Oscars 2017

Loser: The Oscar Producers

For years, the Academy Awards ceremony has been called bloated and out-of-touch and agonizing to watch…and for years, everyone has been right on the money. Rather than just hand out of the awards and let everyone go home in 90 minutes, the Oscars continue to insist on being a four-hour spectacle and you could feel every single second of last night’s painful ceremony. Even after abruptly cutting the individual Best Picture nominee presentations (only Hacksaw Ridge got its montage), the show still lumbered like a drunken behemoth: aimless, slow, without purpose or direction. Even when individual segments or montages worked in a vacuum, their very inclusion felt like padding on someone already wearing six layers. Let’s just get on with it! There was nothing cinematic or exciting about this year’s ceremony…until that final Best Picture mistake, something that the producers could have never planned or plotted themselves.

Winner: Those Inspiration Duos

While the show itself was as dull and slow as ever, some of those segments were genuinely fun on their own when removed from the context of the overly long broadcast. The three “inspiration” segments, where one actor spoke about the performer who inspired them, only for both to take the stage to present an award together, were sweet and delightful. Watching Charlize Theron express her good taste for loving The Apartment, only to walk on stage with Shirley MacLaine, was a nice moment. As was Javier Bardem paying tribute to Meryl Streep. The best of the bunch was Seth Rogen being obviously overwhelmed to be sharing the same space as Michael J. Fox, a bit that also allowed him to step out of a DeLorean and sing some Hamilton in front of Lin-Manuel Miranda.

2017 PGA Awards Winners

Loser: La La Land

When is one of the most nominated movies in Oscar history a loser? When it doesn’t even come close to winning as many Oscars as everyone expected.

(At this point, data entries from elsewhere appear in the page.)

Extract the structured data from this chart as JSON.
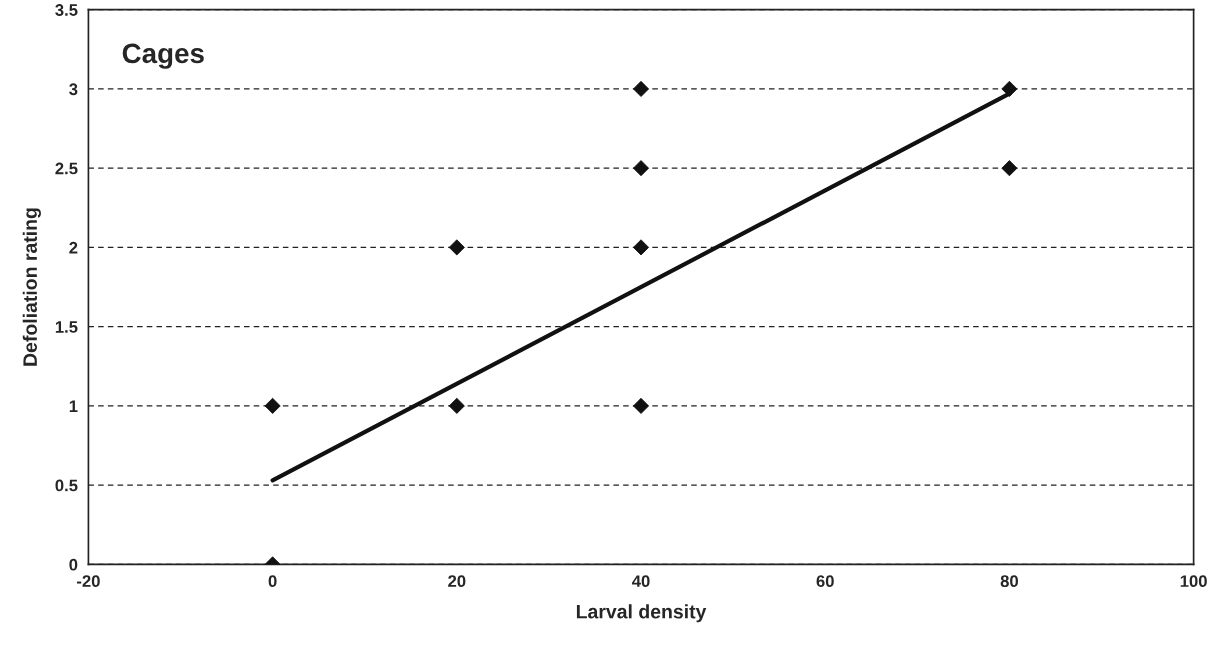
{
  "chart_data": {
    "type": "scatter",
    "title": "Cages",
    "xlabel": "Larval density",
    "ylabel": "Defoliation rating",
    "xlim": [
      -20,
      100
    ],
    "xticks": [
      -20,
      0,
      20,
      40,
      60,
      80,
      100
    ],
    "ylim": [
      0,
      3.5
    ],
    "yticks": [
      0,
      0.5,
      1,
      1.5,
      2,
      2.5,
      3,
      3.5
    ],
    "grid": "y",
    "series": [
      {
        "marker": "diamond",
        "color": "#111111",
        "x": [
          0,
          0,
          20,
          20,
          40,
          40,
          40,
          40,
          80,
          80
        ],
        "values": [
          0,
          1,
          1,
          2,
          1,
          2,
          2.5,
          3,
          2.5,
          3
        ]
      },
      {
        "type": "line",
        "marker": "none",
        "color": "#111111",
        "x": [
          0,
          80
        ],
        "values": [
          0.53,
          2.97
        ]
      }
    ]
  }
}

Damien Chazelle’s La La Land won more awards than any other film last night, walking out with six wins (including Best Director and Best Actress for Emma Stone), but it was nominated for 14 and everyone expected a massive sweep. On one level, it’s good that a full sweep didn’t happen – it would have made an already boring show all the more boring. On another, it felt like the ill-conceived backlash that has been building against the film for the past few months actually took its toll. “Loser” may be a harsh word to describe what happened to La La Land last night, but it certainly wasn’t the big winner of the night…and everything suggested that it should have been. To make matters worse, it will now always be the movie that was incorrectly announced as Best Picture. Always.

Winner: Jordan Horowitz

In the midst of the most harrowing and bizarre moment in Oscars history, La La Land producer Jordan Horowitz displayed tact, grace, dignity, and bravery in the face of utter humiliation. Informed on stage that La La Land did not actually win Best Picture and that the entire team was on the stage due to a horrible error in envelope mishandling, Horowitz did not flee the stage. Instead, he held his ground, calmly informed the audience of what happened, and graciously handed his Oscar over to the producers of Moonlight. You can take the full measure of a person by looking at how they handle their lowest moment and Mr. Horowitz experienced emotional whiplash unlike anything ever seen at an awards ceremony. He made a brutal moment into something beautiful.

Trevante Rhodes in Moonlight

Winner: Moonlight

It’s not common for a very small, very intimate movie to win Best Picture at the Academy Awards. And until Moonlight won a surprise victory last night, it was impossible to imagine a drama about a young, gay, black man struggling with his identity actually taking home the film industry’s highest honor. The La La Land fiasco is going to grab all of the headlines, but the real story here is that a masterpiece of empathy and perspective and humanity took home an extraordinary honor. This is a victory for films by, for and about people of color. This is a victory for films by, for and about the LGBTQ community. Hell, this is a victory for great movies. If Moonlight, one of 2016’s most powerful and personal experiences, can win so big in such a major spotlight, then we’re all in a good place.